Il s'agit de dix signaux plus ou moins faibles qui permettent de penser l’avenir du elearning... De quoi s’agit-il ?

Les datas

Les data sont une culture, une culture de la connaissance. Il s'agit de collecter et d’étudier les données pour connaître les apprenants.  Il est tout de même surprenant que le 21ème siècle soit le siècle des apprenants or nous ne connaissons rien des premiers intéressés. On continue de réaliser des formations en "blind test". Le responsable de formation doit devenir un data scientist, un expert de la science des données, "RGPD friendly". Construire une quantification des comportements des apprenants peut permettre a minima de développer d'une véritable ergonomie du choix. La littérature appelle cela "l’usabilité", c'est-à-dire le fait de faciliter l'utilisation des produits par les apprenants et d’améliorer ainsi l’expérience utilisateur.

Les retours d’expériences existent autour du profilage “one to one”, la personnalisation.

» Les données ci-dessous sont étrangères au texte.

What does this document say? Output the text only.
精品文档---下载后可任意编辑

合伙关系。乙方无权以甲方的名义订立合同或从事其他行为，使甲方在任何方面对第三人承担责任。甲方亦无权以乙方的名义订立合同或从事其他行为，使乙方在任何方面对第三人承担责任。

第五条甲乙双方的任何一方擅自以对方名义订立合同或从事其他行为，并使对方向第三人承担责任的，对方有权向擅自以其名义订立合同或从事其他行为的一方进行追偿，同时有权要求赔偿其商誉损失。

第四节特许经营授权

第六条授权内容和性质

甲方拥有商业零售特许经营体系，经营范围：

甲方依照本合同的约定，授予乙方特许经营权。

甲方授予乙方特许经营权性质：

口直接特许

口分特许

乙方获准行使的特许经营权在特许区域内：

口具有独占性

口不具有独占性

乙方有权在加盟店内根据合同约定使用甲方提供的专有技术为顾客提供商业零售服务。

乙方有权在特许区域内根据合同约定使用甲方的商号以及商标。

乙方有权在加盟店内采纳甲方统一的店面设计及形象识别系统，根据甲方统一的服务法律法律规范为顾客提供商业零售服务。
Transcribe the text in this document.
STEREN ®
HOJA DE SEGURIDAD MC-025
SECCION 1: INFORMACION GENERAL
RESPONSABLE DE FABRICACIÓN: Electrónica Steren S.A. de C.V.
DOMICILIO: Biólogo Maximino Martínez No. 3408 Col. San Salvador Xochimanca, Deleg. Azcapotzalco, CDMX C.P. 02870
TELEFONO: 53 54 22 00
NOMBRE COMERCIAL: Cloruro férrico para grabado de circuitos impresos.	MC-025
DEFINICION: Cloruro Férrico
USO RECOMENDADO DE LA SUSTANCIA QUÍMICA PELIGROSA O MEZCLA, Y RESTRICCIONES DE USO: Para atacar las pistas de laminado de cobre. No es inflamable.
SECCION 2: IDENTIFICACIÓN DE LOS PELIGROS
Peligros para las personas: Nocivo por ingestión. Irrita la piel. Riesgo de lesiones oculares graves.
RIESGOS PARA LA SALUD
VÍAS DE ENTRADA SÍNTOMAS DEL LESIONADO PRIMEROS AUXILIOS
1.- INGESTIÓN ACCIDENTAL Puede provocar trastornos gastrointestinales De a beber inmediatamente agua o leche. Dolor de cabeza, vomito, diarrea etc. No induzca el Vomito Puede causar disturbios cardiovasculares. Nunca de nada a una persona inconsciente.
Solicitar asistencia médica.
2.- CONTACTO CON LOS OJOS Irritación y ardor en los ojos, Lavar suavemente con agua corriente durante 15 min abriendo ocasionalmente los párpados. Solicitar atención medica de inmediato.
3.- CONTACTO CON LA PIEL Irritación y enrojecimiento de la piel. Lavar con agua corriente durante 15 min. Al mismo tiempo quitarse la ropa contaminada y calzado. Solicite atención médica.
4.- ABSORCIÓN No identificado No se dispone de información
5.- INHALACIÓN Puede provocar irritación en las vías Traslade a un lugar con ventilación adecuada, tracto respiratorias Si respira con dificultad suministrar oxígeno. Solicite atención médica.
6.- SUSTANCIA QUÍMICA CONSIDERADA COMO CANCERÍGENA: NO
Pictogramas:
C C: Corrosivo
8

Les pédagogies relationnelles

La formation ne consiste plus à diffuser ponctuellement un produit de formation, mais à penser la formation au sein d'une relation apprenante (une somme de rencontres ponctuelles) avec un historique et un devenir. Chaque formation ponctuelle doit appeler la suivante. La pédagogie devient relationnelle avec des mécaniques comme le “teasing” ou le “binge”, par exemple.

Cette relation qui s’inscrit dans le temps nécessite des périodes de réenchantement pour éviter la routine qui démotive. C’est l’entrée de l’émotion, grande nouveauté du 21ème siècle, dans les pédagogies affectives qui peuvent être ludiques, festives… mais de toute façon extraordinaires. C’est ce que la littérature appelle les LX (Learner Experience) ou parfois "l’effet whaou".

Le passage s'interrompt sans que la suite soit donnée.